Nicer interface for str.translate

kknechtel · July 28, 2023, 10:33am

The .translate method gets around on GitHub. Certainly some of those are false positives, but the first results I saw were dominated by what appear to be real uses of str.translate. It’s certainly not as popular as .title, but it’s way more common than, say, .removeprefix or .swapcase, and possibly more popular than e.g. .isalpha. I’d call that pretty significant.
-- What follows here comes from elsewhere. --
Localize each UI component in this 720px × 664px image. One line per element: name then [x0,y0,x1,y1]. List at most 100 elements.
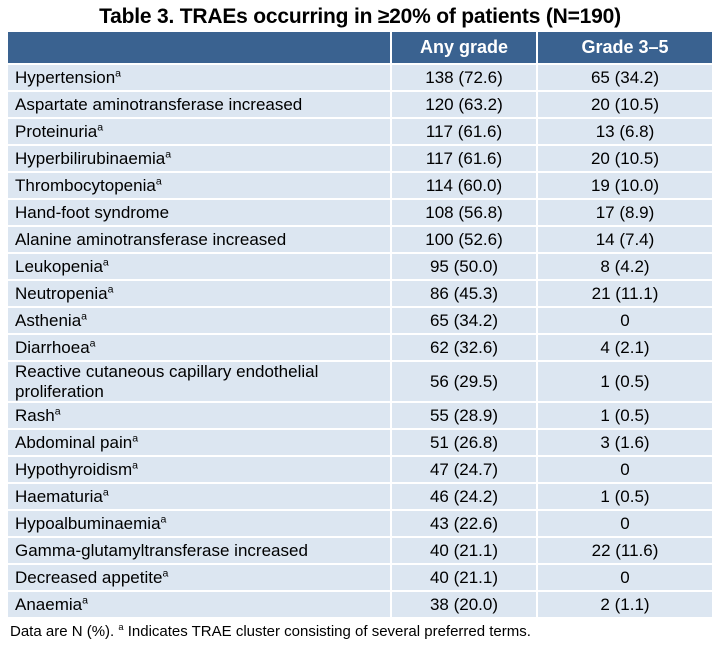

In my own experience, I commonly get halfway through suggesting str.translate to beginners for their toy cipher projects and such before remembering how much I have to explain after that point. It also comes up organically when discussing the general topic of sequence-processing algorithms: I might discuss one-to-one mapping and filtering with a list comprehension, then mention one-to-many mapping and how to get a flat result, then how comprehensions don’t care about the input type but dictate an output type… and then str has special machinery, right there, but it’s not so pleasant to explain.

_{Interestingly enough, there is also a bytes.translate and bytes.maketrans, which have equally annoying interfaces that are also obnoxiously inconsistent with the str ones. The mapping for bytes specifically needs to be a 256-byte length bytes (or bytearray, memoryview etc.; but the built-in help doesn’t say that! Or None to specify only removals, but it doesn’t say that either!), and there’s a separate argument for values to remove. A dict with integer keys (it makes sense this time!) isn’t acceptable; even a list or tuple isn’t either. Input bytes can be mapped one-to-one or removed, but not mapped one-to-many. bytes.maketrans can only take exactly two arguments, giving the one-to-one mapping.}

I don’t really know how to “advertise” my work, but I’d certainly be interested in publishing such a utility. (I might want to support corresponding algorithms for other sequences, too.)

I absolutely agree that the existing implementations can’t be removed.